Hal yang paling menarik perhatian adalah perubahan seragam tahanan yang dikenakan oleh Don Ritto. Dalam rentang waktu yang relatif singkat, ia terlihat mengenakan dua jenis seragam dengan warna yang berbeda pada hari yang sama.
Perubahan busana tahanan ini terjadi dalam satu hari yang sama, menimbulkan tanda tanya mengenai prosedur yang diterapkan.
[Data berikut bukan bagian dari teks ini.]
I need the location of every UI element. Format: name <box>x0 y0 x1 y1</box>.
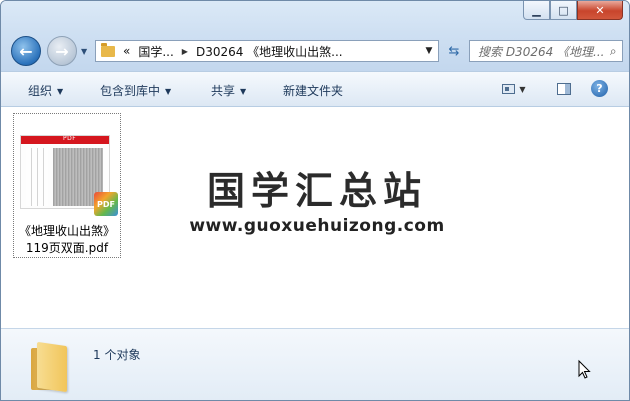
mouse-cursor-icon <box>578 359 591 379</box>
breadcrumb-separator-icon[interactable]: ▶ <box>182 47 188 56</box>
title-bar: ▁ □ ✕ ← → ▼ « 国学... ▶ D30264 《地理收山出煞... … <box>1 1 629 71</box>
folder-front <box>37 341 67 393</box>
explorer-window: ▁ □ ✕ ← → ▼ « 国学... ▶ D30264 《地理收山出煞... … <box>0 0 630 401</box>
watermark-title: 国学汇总站 <box>206 169 427 213</box>
details-pane: 1 个对象 <box>1 328 629 400</box>
item-count: 1 个对象 <box>93 348 141 362</box>
recent-pages-dropdown[interactable]: ▼ <box>81 45 91 57</box>
forward-button[interactable]: → <box>47 36 77 66</box>
file-list[interactable]: PDF PDF 《地理收山出煞》 119页双面.pdf 国学汇总站 www.gu… <box>1 108 629 328</box>
preview-pane-button[interactable] <box>555 80 573 98</box>
minimize-button[interactable]: ▁ <box>523 1 550 20</box>
watermark-url: www.guoxuehuizong.com <box>189 216 445 236</box>
breadcrumb-overflow[interactable]: « <box>123 44 130 58</box>
arrow-right-icon: → <box>55 41 69 61</box>
chevron-down-icon: ▼ <box>165 87 172 96</box>
organize-menu[interactable]: 组织 ▼ <box>28 82 63 99</box>
organize-label: 组织 <box>28 84 53 98</box>
thumbnail-text-columns <box>26 148 48 206</box>
folder-icon <box>101 42 115 57</box>
include-in-library-label: 包含到库中 <box>100 84 161 98</box>
arrow-left-icon: ← <box>19 41 33 61</box>
search-icon[interactable]: ⌕ <box>605 41 623 61</box>
share-menu[interactable]: 共享 ▼ <box>211 82 246 99</box>
back-button[interactable]: ← <box>11 36 41 66</box>
folder-icon <box>31 341 69 393</box>
help-icon[interactable]: ? <box>591 80 608 97</box>
search-input[interactable]: 搜索 D30264 《地理... ⌕ <box>469 40 623 62</box>
file-name-line1: 《地理收山出煞》 <box>18 224 115 238</box>
maximize-button[interactable]: □ <box>550 1 577 20</box>
include-in-library-menu[interactable]: 包含到库中 ▼ <box>100 82 171 99</box>
command-bar: 组织 ▼ 包含到库中 ▼ 共享 ▼ 新建文件夹 ▼ ? <box>1 71 629 107</box>
address-dropdown-button[interactable]: ▼ <box>420 41 438 61</box>
chevron-down-icon: ▼ <box>240 87 247 96</box>
refresh-button[interactable]: ⇆ <box>443 40 465 62</box>
chevron-down-icon: ▼ <box>57 87 64 96</box>
change-view-button[interactable]: ▼ <box>499 80 529 98</box>
breadcrumb-item-current[interactable]: D30264 《地理收山出煞... <box>196 43 343 60</box>
search-placeholder: 搜索 D30264 《地理... <box>478 44 605 59</box>
view-icon <box>502 84 516 94</box>
navigation-row: ← → ▼ « 国学... ▶ D30264 《地理收山出煞... ▼ ⇆ 搜索… <box>9 34 623 68</box>
thumbnail-label: PDF <box>63 135 77 142</box>
refresh-icon: ⇆ <box>448 43 460 59</box>
file-name: 《地理收山出煞》 119页双面.pdf <box>14 223 120 257</box>
file-item-pdf[interactable]: PDF PDF 《地理收山出煞》 119页双面.pdf <box>13 113 121 258</box>
share-label: 共享 <box>211 84 236 98</box>
new-folder-button[interactable]: 新建文件夹 <box>283 82 343 99</box>
close-button[interactable]: ✕ <box>577 1 623 20</box>
file-name-line2: 119页双面.pdf <box>25 241 109 255</box>
pdf-icon: PDF <box>94 192 118 216</box>
new-folder-label: 新建文件夹 <box>283 84 344 98</box>
address-bar[interactable]: « 国学... ▶ D30264 《地理收山出煞... ▼ <box>95 40 439 62</box>
caption-buttons: ▁ □ ✕ <box>523 1 623 20</box>
preview-pane-icon <box>557 83 571 95</box>
breadcrumb-item[interactable]: 国学... <box>138 43 173 60</box>
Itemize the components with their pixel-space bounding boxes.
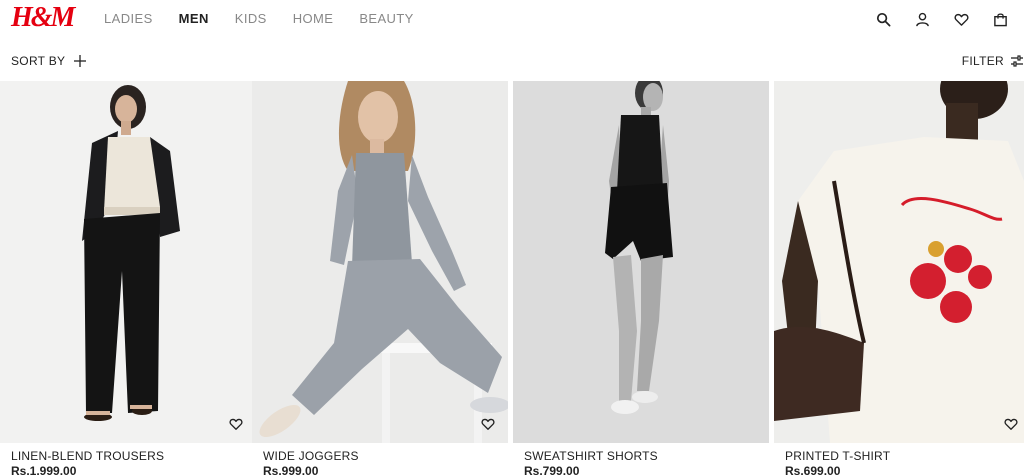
- product-card[interactable]: SWEATSHIRT SHORTS Rs.799.00: [513, 81, 769, 475]
- product-price: Rs.1,999.00: [11, 464, 77, 475]
- product-title[interactable]: SWEATSHIRT SHORTS: [524, 449, 658, 464]
- product-grid: LINEN-BLEND TROUSERS Rs.1,999.00 WIDE JO…: [0, 81, 1024, 475]
- product-image[interactable]: [252, 81, 508, 443]
- heart-icon: [1004, 418, 1018, 430]
- main-nav: LADIES MEN KIDS HOME BEAUTY: [104, 11, 414, 27]
- product-card[interactable]: WIDE JOGGERS Rs.999.00: [252, 81, 508, 475]
- heart-icon: [481, 418, 495, 430]
- product-image[interactable]: [0, 81, 256, 443]
- heart-icon: [229, 418, 243, 430]
- product-card[interactable]: PRINTED T-SHIRT Rs.699.00: [774, 81, 1024, 475]
- product-image[interactable]: [513, 81, 769, 443]
- brand-logo[interactable]: H&M: [11, 2, 75, 34]
- product-title[interactable]: WIDE JOGGERS: [263, 449, 359, 464]
- filter-sliders-icon: [1011, 55, 1023, 67]
- nav-item-home[interactable]: HOME: [293, 11, 334, 27]
- nav-item-ladies[interactable]: LADIES: [104, 11, 153, 27]
- add-to-favourites-button[interactable]: [479, 415, 497, 433]
- product-image[interactable]: [774, 81, 1024, 443]
- product-price: Rs.799.00: [524, 464, 580, 475]
- add-to-favourites-button[interactable]: [227, 415, 245, 433]
- site-header: H&M LADIES MEN KIDS HOME BEAUTY: [0, 0, 1024, 40]
- product-price: Rs.699.00: [785, 464, 841, 475]
- sort-by-button[interactable]: SORT BY: [11, 54, 87, 68]
- product-title[interactable]: PRINTED T-SHIRT: [785, 449, 890, 464]
- shopping-bag-icon[interactable]: [991, 10, 1010, 29]
- listing-toolbar: SORT BY FILTER: [0, 48, 1024, 74]
- account-icon[interactable]: [913, 10, 932, 29]
- filter-label: FILTER: [961, 54, 1004, 68]
- plus-icon: [74, 55, 87, 67]
- filter-button[interactable]: FILTER: [962, 54, 1024, 68]
- sort-by-label: SORT BY: [11, 54, 66, 68]
- product-title[interactable]: LINEN-BLEND TROUSERS: [11, 449, 164, 464]
- nav-item-kids[interactable]: KIDS: [235, 11, 267, 27]
- product-price: Rs.999.00: [263, 464, 319, 475]
- search-icon[interactable]: [874, 10, 893, 29]
- nav-item-beauty[interactable]: BEAUTY: [359, 11, 413, 27]
- product-card[interactable]: LINEN-BLEND TROUSERS Rs.1,999.00: [0, 81, 256, 475]
- header-icons: [874, 10, 1010, 29]
- nav-item-men[interactable]: MEN: [179, 11, 209, 27]
- favourites-icon[interactable]: [952, 10, 971, 29]
- add-to-favourites-button[interactable]: [1002, 415, 1020, 433]
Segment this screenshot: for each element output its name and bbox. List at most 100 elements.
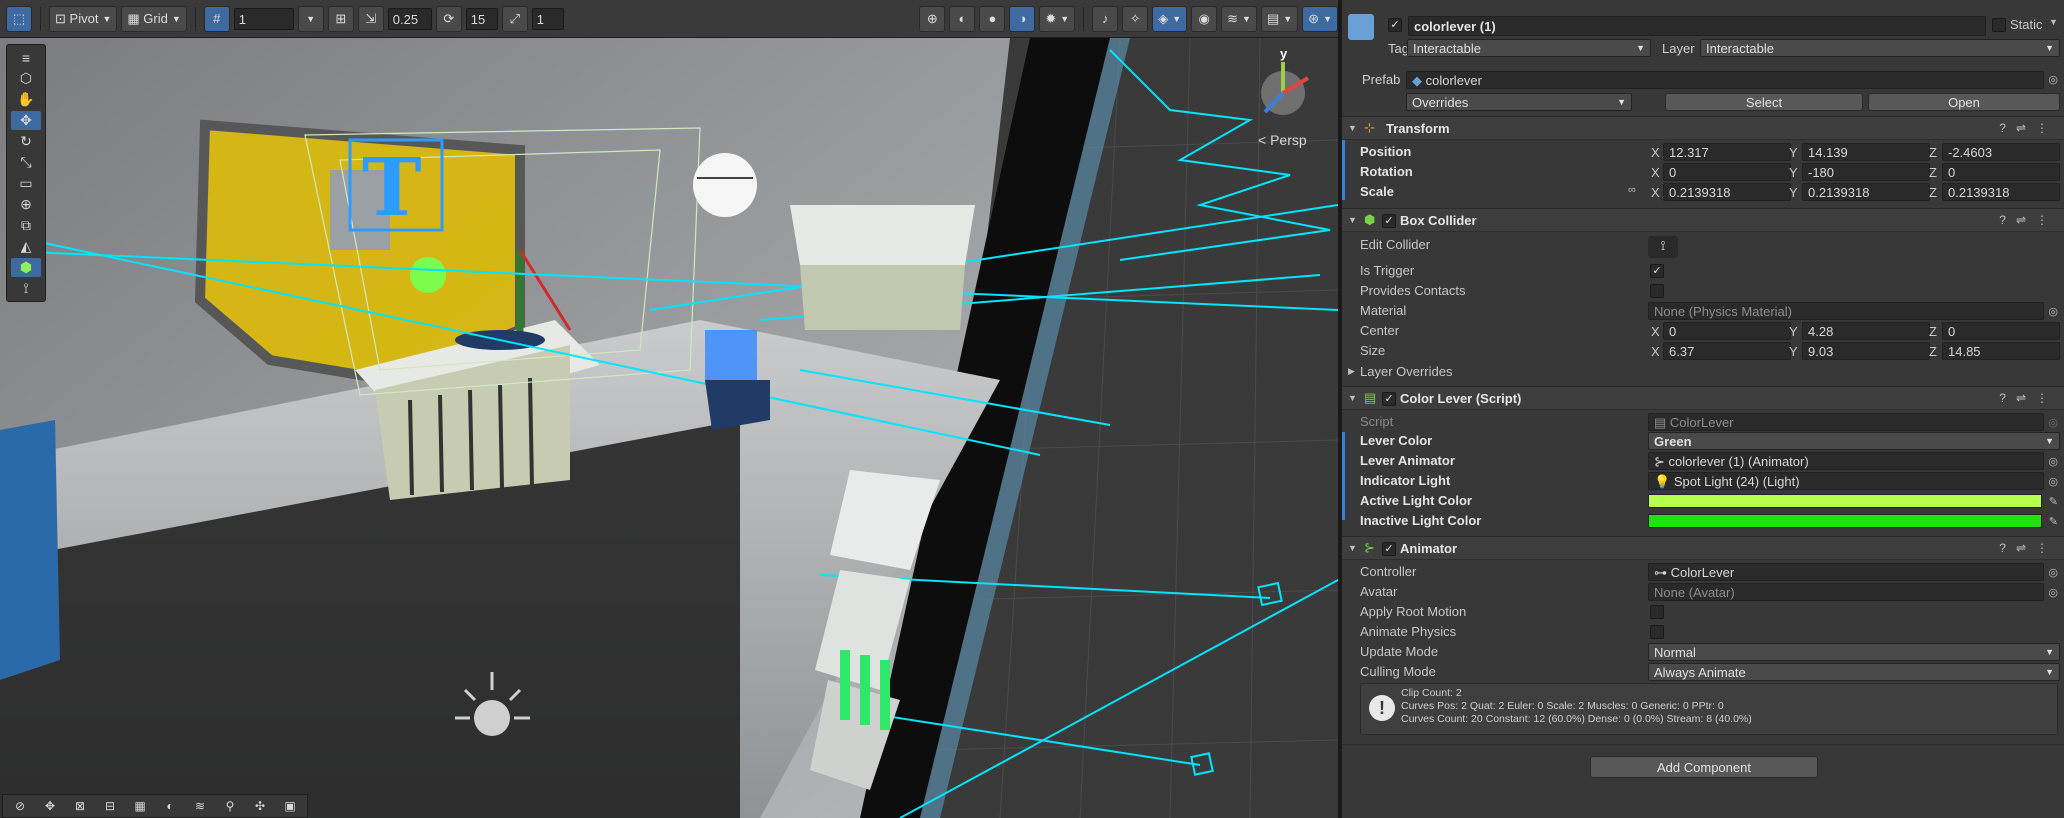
culling-mode-dropdown[interactable]: Always Animate ▼ (1648, 663, 2060, 681)
overrides-dropdown[interactable]: Overrides ▼ (1406, 93, 1632, 111)
scene-view[interactable]: T y < Persp ⬚ ⊡ Pivot ▼ ▦ Grid ▼ # 1 ▼ ⊞… (0, 0, 1338, 818)
gameobject-name-field[interactable]: colorlever (1) (1408, 16, 1986, 36)
view-cube-icon[interactable]: ⬡ (11, 69, 41, 88)
grid-snap-toggle[interactable]: # (203, 5, 230, 32)
more-icon[interactable]: ⋮ (2036, 541, 2058, 555)
editor-tool-icon[interactable]: ◭ (11, 237, 41, 256)
move-view-icon[interactable]: ✣ (246, 797, 274, 815)
rotate-tool-icon[interactable]: ↻ (11, 132, 41, 151)
scale-snap-icon[interactable]: ⤢ (501, 5, 528, 32)
move-tool-icon[interactable]: ✥ (11, 111, 41, 130)
foldout-arrow-icon[interactable]: ▼ (1348, 215, 1357, 225)
render-mode-dropdown[interactable]: ✹ ▼ (1039, 5, 1076, 32)
provides-contacts-checkbox[interactable] (1650, 284, 1664, 298)
rotation-x-field[interactable]: 0 (1663, 163, 1791, 181)
object-picker-icon[interactable]: ◎ (2048, 586, 2058, 599)
more-icon[interactable]: ⋮ (2036, 121, 2058, 135)
preset-icon[interactable]: ⇌ (2016, 213, 2036, 227)
overlay-icon[interactable]: ▤ ▼ (1260, 5, 1299, 32)
rotation-y-field[interactable]: -180 (1802, 163, 1930, 181)
help-icon[interactable]: ? (1999, 121, 2016, 135)
apply-root-motion-checkbox[interactable] (1650, 605, 1664, 619)
size-y-field[interactable]: 9.03 (1802, 342, 1930, 360)
help-icon[interactable]: ? (1999, 391, 2016, 405)
increment-snap-toggle[interactable]: ⊞ (327, 5, 354, 32)
effects-toggle-icon[interactable]: ✧ (1122, 5, 1149, 32)
chevron-down-icon[interactable]: ▼ (2049, 17, 2058, 27)
pivot-dropdown[interactable]: ⊡ Pivot ▼ (49, 5, 118, 32)
gameobject-active-checkbox[interactable]: ✓ (1388, 18, 1402, 32)
foldout-arrow-icon[interactable]: ▶ (1348, 366, 1355, 377)
static-checkbox[interactable] (1992, 18, 2006, 32)
scale-y-field[interactable]: 0.2139318 (1802, 183, 1930, 201)
more-icon[interactable]: ⋮ (2036, 213, 2058, 227)
help-icon[interactable]: ? (1999, 213, 2016, 227)
position-x-field[interactable]: 12.317 (1663, 143, 1791, 161)
shading-shaded-icon[interactable]: ● (979, 5, 1006, 32)
is-trigger-checkbox[interactable]: ✓ (1650, 264, 1664, 278)
link-icon[interactable]: ∞ (1628, 184, 1636, 196)
grid-plane-icon[interactable]: ▦ (126, 797, 154, 815)
material-field[interactable]: None (Physics Material) (1648, 302, 2044, 320)
orientation-gizmo-y[interactable]: y (1280, 46, 1287, 61)
collider-tool-icon[interactable]: ⬢ (11, 258, 41, 277)
foldout-arrow-icon[interactable]: ▼ (1348, 543, 1357, 553)
grid-size-field[interactable]: 1 (233, 7, 294, 30)
palette-menu-icon[interactable]: ≡ (11, 48, 41, 67)
foldout-arrow-icon[interactable]: ▼ (1348, 393, 1357, 403)
avatar-field[interactable]: None (Avatar) (1648, 583, 2044, 601)
center-x-field[interactable]: 0 (1663, 322, 1791, 340)
shading-wireframe-icon[interactable]: ◐ (949, 5, 976, 32)
move-snap-field[interactable]: 0.25 (387, 7, 432, 30)
size-z-field[interactable]: 14.85 (1942, 342, 2060, 360)
transform-header[interactable]: ▼ ⊹ Transform ?⇌⋮ (1342, 116, 2064, 140)
layers-toggle-icon[interactable]: ≋ (186, 797, 214, 815)
size-x-field[interactable]: 6.37 (1663, 342, 1791, 360)
rotation-z-field[interactable]: 0 (1942, 163, 2060, 181)
transform-tool-icon[interactable]: ⊕ (11, 195, 41, 214)
grid-size-dropdown[interactable]: ▼ (297, 5, 324, 32)
animator-enabled-checkbox[interactable]: ✓ (1382, 542, 1396, 556)
pan-icon[interactable]: ✥ (36, 797, 64, 815)
eyedropper-icon[interactable]: ✎ (2049, 515, 2058, 528)
scale-x-field[interactable]: 0.2139318 (1663, 183, 1791, 201)
zoom-icon[interactable]: ⚲ (216, 797, 244, 815)
move-snap-icon[interactable]: ⇲ (357, 5, 384, 32)
box-collider-header[interactable]: ▼ ⬢ ✓ Box Collider ?⇌⋮ (1342, 208, 2064, 232)
object-picker-icon[interactable]: ◎ (2048, 73, 2058, 86)
layers-icon[interactable]: ≋ ▼ (1221, 5, 1257, 32)
scale-z-field[interactable]: 0.2139318 (1942, 183, 2060, 201)
scale-tool-icon[interactable]: ⤡ (11, 153, 41, 172)
scene-render[interactable]: T (0, 0, 1338, 818)
eyedropper-icon[interactable]: ✎ (2049, 495, 2058, 508)
edit-points-icon[interactable]: ⟟ (11, 279, 41, 298)
lever-animator-field[interactable]: ⊱ colorlever (1) (Animator) (1648, 452, 2044, 470)
foldout-arrow-icon[interactable]: ▼ (1348, 123, 1357, 133)
edit-collider-button[interactable]: ⟟ (1648, 236, 1678, 258)
snap-grid-icon[interactable]: ⊠ (66, 797, 94, 815)
shading-textured-icon[interactable]: ◑ (1009, 5, 1036, 32)
help-icon[interactable]: ? (1999, 541, 2016, 555)
object-picker-icon[interactable]: ◎ (2048, 455, 2058, 468)
layer-dropdown[interactable]: Interactable ▼ (1700, 39, 2060, 57)
grid-dropdown[interactable]: ▦ Grid ▼ (121, 5, 187, 32)
controller-field[interactable]: ⊶ ColorLever (1648, 563, 2044, 581)
custom-tool-icon[interactable]: ⧉ (11, 216, 41, 235)
gizmos-icon[interactable]: ⊛ ▼ (1302, 5, 1338, 32)
active-light-color-swatch[interactable] (1648, 494, 2042, 508)
global-view-icon[interactable]: ⊕ (919, 5, 946, 32)
object-picker-icon[interactable]: ◎ (2048, 305, 2058, 318)
preset-icon[interactable]: ⇌ (2016, 391, 2036, 405)
update-mode-dropdown[interactable]: Normal ▼ (1648, 643, 2060, 661)
center-z-field[interactable]: 0 (1942, 322, 2060, 340)
object-picker-icon[interactable]: ◎ (2048, 566, 2058, 579)
preset-icon[interactable]: ⇌ (2016, 121, 2036, 135)
tag-dropdown[interactable]: Interactable ▼ (1407, 39, 1651, 57)
box-collider-enabled-checkbox[interactable]: ✓ (1382, 214, 1396, 228)
add-component-button[interactable]: Add Component (1590, 756, 1818, 778)
align-icon[interactable]: ⊟ (96, 797, 124, 815)
orbit-icon[interactable]: ⊘ (6, 797, 34, 815)
light-toggle-icon[interactable]: ◐ (156, 797, 184, 815)
position-z-field[interactable]: -2.4603 (1942, 143, 2060, 161)
preset-icon[interactable]: ⇌ (2016, 541, 2036, 555)
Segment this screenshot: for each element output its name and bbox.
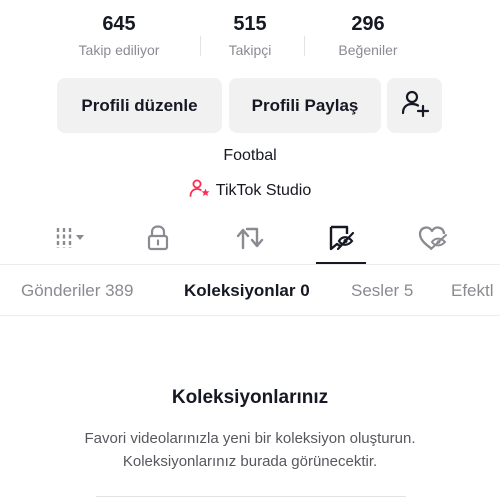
followers-count: 515	[233, 13, 267, 35]
create-collection-button-edge[interactable]	[96, 496, 406, 497]
following-stat[interactable]: 645 Takip ediliyor	[54, 10, 184, 60]
lock-icon	[145, 224, 171, 257]
subtab-sounds[interactable]: Sesler 5	[351, 265, 413, 315]
tiktok-studio-link[interactable]: TikTok Studio	[0, 178, 500, 203]
empty-state-title: Koleksiyonlarınız	[171, 387, 329, 408]
followers-stat[interactable]: 515 Takipçi	[185, 10, 315, 60]
tab-videos-grid[interactable]	[45, 218, 95, 262]
add-user-icon	[400, 88, 430, 123]
likes-count: 296	[351, 13, 385, 35]
subtab-posts[interactable]: Gönderiler 389	[21, 265, 133, 315]
likes-stat[interactable]: 296 Beğeniler	[303, 10, 433, 60]
tab-favorites[interactable]	[316, 218, 366, 264]
empty-state-line-1: Favori videolarınızla yeni bir koleksiyo…	[84, 430, 416, 447]
content-subtabs: Gönderiler 389 Koleksiyonlar 0 Sesler 5 …	[0, 264, 500, 316]
repost-icon	[235, 224, 265, 257]
share-profile-button[interactable]: Profili Paylaş	[229, 78, 381, 133]
studio-user-icon	[189, 178, 211, 203]
profile-stats: 645 Takip ediliyor 515 Takipçi 296 Beğen…	[0, 10, 500, 66]
profile-bio: Footbal	[223, 147, 277, 164]
tab-private[interactable]	[133, 218, 183, 262]
tab-liked[interactable]	[408, 218, 458, 262]
grid-icon	[50, 225, 90, 256]
edit-profile-button[interactable]: Profili düzenle	[57, 78, 222, 133]
followers-label: Takipçi	[228, 42, 272, 58]
subtab-effects[interactable]: Efektl	[451, 265, 494, 315]
following-label: Takip ediliyor	[78, 42, 160, 58]
add-friend-button[interactable]	[387, 78, 442, 133]
subtab-collections[interactable]: Koleksiyonlar 0	[184, 265, 310, 315]
bookmark-icon	[326, 223, 356, 258]
studio-label: TikTok Studio	[215, 181, 312, 199]
empty-state-description: Favori videolarınızla yeni bir koleksiyo…	[0, 427, 500, 473]
empty-state-line-2: Koleksiyonlarınız burada görünecektir.	[122, 453, 378, 470]
following-count: 645	[102, 13, 136, 35]
likes-label: Beğeniler	[338, 42, 398, 58]
liked-heart-icon	[417, 224, 449, 257]
tab-reposts[interactable]	[225, 218, 275, 262]
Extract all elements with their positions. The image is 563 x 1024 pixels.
Fenomena ini cukup unik dan memicu diskusi di kalangan publik dan media.
Don Ritto sendiri diketahui merupakan salah satu tersangka yang terjerat dalam tiga kasus korupsi yang sedang bergulir. Kasus-kasus ini memiliki skala yang cukup signifikan.
Lebih lanjut, kasus-kasus yang menjerat Don Ritto ini juga turut menyeret nama besar di lingkungan Kejaksaan Agung. Mantan Jaksa Agung Muda Bidang Tindak Pidana Khusus (Jampidsus) Kejagung, Febrie Adriansyah, juga ditetapkan sebagai tersangka dalam perkara yang sama.
"Tersangka kasus korupsi, Don Ritto, telah resmi dilimpahkan ke Kejaksaan Agung (Kejagung) pada Jumat (17/7/2026)," demikian informasi yang disampaikan.
Pihak yang berwenang melakukan pelimpahan ini telah melaksanakan tugasnya sesuai dengan tahapan hukum yang berlaku. Proses ini merupakan bagian dari kelanjutan penanganan kasus korupsi yang melibatkan beberapa pihak.
Perubahan seragam tahanan yang dikenakan oleh Don Ritto dalam satu hari pelaksanaan pelimpahan menjadi poin penting yang dicatat. Hal ini menimbulkan pertanyaan mengenai logistik dan prosedur penanganan tahanan oleh pihak berwenang.
Kasus korupsi yang ditangani ini melibatkan beberapa tersangka, termasuk tokoh penting di Kejaksaan Agung. Hal ini menunjukkan kompleksitas penanganan perkara tindak pidana korupsi.